# International Shipping



## Domboslice (Nov 16, 2011)

I plan to launch my website for my new clothing brand in a few months and I had a few questions for people who started out with their brand selling strictly via an online shop. 

Did you begin shipping international right off the bat? If so would you recommend just starting out by selling domestic within the U.S. only to get used to the flow of fulfillment? I hear that shipping international can be more of a hassle than it can be good in terms of making a profit...although this varies from situation to situation, I've been told that sometimes avoiding international shipping all together can be better?

I don't want to lose potential sales to international customers, but also don't want to be spending a lot of time dealing with custom issues, shipping overseas, and spending more time on those issues than the business and marketing aspects. 

Any recommendations? Thanks in advance!


----------



## Invent Clothing (Jan 8, 2009)

Hi,

For the odd sales you do get abroad you could try a full service white label fulfilment company, ie they print and ship just those orders under your brand?
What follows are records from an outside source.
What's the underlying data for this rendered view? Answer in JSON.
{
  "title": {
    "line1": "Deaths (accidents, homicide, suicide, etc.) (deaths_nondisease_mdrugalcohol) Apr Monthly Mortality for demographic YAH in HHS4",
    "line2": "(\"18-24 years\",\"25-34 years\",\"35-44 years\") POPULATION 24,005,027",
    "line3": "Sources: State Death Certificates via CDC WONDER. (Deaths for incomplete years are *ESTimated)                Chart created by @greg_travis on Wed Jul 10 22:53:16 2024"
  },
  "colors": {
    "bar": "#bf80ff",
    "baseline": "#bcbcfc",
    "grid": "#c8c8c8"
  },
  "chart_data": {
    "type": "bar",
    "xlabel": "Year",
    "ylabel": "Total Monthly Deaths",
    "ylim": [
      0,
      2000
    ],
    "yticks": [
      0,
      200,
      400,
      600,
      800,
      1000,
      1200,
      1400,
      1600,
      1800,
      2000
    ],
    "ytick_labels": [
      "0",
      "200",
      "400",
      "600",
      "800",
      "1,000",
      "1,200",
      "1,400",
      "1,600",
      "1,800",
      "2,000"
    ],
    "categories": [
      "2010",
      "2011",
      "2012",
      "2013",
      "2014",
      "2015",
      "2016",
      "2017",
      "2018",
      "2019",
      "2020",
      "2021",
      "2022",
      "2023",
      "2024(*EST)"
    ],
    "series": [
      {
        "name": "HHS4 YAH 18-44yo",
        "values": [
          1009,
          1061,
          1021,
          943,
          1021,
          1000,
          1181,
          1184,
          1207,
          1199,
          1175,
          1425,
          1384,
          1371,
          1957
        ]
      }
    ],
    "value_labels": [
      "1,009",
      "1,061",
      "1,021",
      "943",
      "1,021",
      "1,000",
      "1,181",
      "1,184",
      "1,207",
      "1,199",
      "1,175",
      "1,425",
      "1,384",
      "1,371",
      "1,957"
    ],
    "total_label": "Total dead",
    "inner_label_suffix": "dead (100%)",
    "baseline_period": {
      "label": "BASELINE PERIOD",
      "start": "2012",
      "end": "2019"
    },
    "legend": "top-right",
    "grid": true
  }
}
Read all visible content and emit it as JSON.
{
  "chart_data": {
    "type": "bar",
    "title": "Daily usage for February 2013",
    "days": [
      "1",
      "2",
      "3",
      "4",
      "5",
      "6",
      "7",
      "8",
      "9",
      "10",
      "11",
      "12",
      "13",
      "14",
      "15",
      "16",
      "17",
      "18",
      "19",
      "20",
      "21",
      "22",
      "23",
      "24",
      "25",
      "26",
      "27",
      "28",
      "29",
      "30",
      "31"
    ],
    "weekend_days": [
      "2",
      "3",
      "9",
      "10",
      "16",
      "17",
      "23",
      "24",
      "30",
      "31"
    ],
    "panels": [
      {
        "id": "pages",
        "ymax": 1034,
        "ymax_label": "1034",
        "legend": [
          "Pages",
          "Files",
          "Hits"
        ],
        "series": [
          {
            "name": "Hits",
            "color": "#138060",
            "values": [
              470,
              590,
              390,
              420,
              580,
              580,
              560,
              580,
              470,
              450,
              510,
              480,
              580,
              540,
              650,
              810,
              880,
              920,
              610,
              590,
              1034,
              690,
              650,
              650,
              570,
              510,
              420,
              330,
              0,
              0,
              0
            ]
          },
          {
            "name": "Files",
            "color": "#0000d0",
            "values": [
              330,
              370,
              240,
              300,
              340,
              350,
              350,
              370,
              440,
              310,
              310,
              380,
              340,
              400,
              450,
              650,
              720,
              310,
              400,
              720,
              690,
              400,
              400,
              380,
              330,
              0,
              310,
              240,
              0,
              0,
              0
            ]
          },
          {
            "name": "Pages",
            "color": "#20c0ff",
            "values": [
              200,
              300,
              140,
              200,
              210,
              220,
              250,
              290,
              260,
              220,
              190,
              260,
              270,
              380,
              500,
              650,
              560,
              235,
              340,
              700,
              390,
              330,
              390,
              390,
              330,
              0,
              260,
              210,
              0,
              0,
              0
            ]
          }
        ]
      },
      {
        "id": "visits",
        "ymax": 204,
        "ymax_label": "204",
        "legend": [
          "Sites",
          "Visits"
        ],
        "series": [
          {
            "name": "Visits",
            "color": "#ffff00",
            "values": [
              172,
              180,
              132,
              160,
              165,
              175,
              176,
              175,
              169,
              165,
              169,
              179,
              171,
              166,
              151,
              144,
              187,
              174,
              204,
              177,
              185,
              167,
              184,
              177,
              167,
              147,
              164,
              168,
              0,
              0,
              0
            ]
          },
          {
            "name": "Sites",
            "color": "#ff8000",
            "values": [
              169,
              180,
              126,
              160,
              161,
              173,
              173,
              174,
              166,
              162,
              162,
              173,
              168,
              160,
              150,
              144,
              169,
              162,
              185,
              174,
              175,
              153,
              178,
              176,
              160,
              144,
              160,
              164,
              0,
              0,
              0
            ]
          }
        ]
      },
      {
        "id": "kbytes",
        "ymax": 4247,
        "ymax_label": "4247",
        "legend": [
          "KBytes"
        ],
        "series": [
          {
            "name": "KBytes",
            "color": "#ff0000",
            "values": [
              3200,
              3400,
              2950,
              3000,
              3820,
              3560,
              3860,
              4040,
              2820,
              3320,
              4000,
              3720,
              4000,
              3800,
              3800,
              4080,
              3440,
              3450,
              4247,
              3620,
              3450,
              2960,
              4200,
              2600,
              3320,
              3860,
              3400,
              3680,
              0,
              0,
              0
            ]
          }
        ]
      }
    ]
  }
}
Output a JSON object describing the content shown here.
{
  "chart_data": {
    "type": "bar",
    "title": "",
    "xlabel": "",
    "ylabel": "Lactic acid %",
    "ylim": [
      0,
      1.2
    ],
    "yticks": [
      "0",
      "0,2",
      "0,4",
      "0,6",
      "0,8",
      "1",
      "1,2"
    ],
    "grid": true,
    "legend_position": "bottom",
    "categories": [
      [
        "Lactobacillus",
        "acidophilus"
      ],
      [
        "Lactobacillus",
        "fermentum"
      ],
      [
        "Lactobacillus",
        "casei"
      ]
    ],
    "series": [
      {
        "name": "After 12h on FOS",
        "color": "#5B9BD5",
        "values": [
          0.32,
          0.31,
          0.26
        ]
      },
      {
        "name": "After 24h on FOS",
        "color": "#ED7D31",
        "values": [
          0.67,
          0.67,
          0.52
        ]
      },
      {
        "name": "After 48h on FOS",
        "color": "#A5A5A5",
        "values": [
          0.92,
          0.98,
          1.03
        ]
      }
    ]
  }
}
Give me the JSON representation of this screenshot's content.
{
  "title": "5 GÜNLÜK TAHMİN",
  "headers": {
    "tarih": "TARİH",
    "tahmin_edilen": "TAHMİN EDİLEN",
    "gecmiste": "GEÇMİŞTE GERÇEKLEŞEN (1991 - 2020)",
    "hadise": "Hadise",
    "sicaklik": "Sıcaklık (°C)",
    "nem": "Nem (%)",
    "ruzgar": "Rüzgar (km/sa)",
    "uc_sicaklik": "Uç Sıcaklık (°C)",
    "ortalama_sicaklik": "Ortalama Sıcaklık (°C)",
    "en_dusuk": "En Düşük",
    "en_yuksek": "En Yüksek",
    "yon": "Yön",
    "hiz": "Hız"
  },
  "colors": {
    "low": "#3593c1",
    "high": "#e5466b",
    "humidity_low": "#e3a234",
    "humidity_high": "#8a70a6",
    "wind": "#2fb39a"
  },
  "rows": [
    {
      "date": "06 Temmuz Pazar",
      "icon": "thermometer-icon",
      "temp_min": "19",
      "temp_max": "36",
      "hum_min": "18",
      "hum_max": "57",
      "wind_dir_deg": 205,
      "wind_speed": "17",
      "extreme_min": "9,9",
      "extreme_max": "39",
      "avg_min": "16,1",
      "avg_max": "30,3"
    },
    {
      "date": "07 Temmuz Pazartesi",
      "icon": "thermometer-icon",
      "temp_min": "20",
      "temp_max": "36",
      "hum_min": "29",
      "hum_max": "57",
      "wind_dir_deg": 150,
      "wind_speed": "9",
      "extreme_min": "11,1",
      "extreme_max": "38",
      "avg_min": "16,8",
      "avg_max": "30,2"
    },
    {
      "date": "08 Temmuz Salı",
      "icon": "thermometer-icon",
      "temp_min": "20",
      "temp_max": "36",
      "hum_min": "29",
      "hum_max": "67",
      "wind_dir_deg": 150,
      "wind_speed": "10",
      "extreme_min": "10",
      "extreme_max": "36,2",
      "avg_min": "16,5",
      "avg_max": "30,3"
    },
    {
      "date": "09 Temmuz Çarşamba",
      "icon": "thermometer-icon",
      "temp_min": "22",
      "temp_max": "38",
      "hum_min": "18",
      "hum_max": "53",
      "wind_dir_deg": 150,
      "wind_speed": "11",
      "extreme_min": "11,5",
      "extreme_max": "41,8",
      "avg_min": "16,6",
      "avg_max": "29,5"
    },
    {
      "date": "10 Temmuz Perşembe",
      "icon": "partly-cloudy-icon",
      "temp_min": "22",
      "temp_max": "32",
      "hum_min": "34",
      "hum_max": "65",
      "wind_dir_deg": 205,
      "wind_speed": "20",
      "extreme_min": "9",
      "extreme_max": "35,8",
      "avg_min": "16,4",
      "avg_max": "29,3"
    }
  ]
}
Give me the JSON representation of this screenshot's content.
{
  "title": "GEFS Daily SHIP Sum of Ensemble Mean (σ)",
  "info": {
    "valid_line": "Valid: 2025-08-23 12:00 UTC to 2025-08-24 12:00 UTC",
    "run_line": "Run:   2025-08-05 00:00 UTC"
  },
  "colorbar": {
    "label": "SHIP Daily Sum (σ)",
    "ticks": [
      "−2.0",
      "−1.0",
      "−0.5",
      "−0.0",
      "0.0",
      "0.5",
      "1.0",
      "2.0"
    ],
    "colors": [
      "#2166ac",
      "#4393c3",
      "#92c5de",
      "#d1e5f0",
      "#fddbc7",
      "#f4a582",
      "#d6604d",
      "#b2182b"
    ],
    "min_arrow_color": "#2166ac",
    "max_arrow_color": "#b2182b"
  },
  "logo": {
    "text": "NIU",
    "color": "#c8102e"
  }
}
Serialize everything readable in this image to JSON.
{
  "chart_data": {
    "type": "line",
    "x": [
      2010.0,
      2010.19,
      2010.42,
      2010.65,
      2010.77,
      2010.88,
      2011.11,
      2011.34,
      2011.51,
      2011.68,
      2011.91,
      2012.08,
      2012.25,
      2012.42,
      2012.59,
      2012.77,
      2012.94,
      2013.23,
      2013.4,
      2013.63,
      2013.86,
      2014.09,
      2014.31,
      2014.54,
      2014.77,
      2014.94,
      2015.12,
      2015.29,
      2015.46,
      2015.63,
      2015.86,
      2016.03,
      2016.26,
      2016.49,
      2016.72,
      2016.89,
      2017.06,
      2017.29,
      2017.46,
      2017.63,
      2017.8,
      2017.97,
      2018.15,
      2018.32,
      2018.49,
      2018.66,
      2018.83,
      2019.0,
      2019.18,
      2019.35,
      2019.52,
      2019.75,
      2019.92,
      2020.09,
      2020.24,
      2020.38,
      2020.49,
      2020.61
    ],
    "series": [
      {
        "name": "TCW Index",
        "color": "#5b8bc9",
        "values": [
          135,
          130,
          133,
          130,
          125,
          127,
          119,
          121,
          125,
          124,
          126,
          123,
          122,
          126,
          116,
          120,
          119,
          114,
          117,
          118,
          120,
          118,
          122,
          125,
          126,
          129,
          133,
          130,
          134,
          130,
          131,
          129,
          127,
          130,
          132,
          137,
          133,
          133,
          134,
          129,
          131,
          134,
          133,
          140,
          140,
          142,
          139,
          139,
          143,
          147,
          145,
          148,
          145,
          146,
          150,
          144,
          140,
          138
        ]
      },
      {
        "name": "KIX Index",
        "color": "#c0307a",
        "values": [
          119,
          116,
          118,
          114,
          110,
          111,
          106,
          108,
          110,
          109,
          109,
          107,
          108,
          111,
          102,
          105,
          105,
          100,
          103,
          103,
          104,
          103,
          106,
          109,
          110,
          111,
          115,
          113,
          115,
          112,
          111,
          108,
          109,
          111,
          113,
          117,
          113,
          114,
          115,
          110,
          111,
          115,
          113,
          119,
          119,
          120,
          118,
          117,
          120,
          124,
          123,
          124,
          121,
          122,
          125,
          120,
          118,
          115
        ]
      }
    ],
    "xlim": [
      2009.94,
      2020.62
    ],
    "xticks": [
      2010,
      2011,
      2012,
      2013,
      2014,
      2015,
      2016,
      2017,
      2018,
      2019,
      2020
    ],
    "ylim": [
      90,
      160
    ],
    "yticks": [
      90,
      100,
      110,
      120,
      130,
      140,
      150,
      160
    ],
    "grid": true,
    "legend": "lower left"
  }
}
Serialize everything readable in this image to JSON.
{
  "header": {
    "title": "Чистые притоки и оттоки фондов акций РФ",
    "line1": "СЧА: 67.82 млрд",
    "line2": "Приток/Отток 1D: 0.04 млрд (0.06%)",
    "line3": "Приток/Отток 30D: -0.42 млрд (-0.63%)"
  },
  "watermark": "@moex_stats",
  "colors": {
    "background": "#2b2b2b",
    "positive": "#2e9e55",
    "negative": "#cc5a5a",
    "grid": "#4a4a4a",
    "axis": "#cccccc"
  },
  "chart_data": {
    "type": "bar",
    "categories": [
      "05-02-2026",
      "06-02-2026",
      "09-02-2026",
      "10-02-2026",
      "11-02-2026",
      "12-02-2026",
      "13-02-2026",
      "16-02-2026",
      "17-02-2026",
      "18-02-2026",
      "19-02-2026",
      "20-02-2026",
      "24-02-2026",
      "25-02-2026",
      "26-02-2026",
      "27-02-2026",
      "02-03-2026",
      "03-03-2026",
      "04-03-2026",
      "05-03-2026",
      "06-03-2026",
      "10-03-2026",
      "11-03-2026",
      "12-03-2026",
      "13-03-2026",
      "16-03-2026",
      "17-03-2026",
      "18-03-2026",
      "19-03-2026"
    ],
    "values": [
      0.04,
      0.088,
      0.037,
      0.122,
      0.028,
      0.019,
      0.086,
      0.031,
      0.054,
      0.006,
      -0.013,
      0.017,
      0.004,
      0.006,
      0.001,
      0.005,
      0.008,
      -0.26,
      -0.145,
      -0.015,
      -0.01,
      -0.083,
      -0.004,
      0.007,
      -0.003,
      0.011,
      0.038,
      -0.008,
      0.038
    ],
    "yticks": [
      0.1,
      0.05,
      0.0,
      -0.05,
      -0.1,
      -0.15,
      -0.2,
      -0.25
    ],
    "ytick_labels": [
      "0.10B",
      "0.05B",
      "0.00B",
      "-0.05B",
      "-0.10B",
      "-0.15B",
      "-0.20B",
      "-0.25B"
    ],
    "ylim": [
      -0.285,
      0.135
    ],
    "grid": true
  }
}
How are you doing it currently are you shipping / printing it all yourself?


----------



## Domboslice (Nov 16, 2011)

Invent Clothing said:


> Hi,
> 
> For the odd sales you do get abroad you could try a full service white label fulfilment company, ie they print and ship just those orders under your brand?
> 
> ...


Haven't started yet, online shop opens in a few months. I'm thinking of just starting out shipping within U.S. only to get used to the fulfillment process before I get into international orders. I outsource the printing but will take care of shipping myself.


----------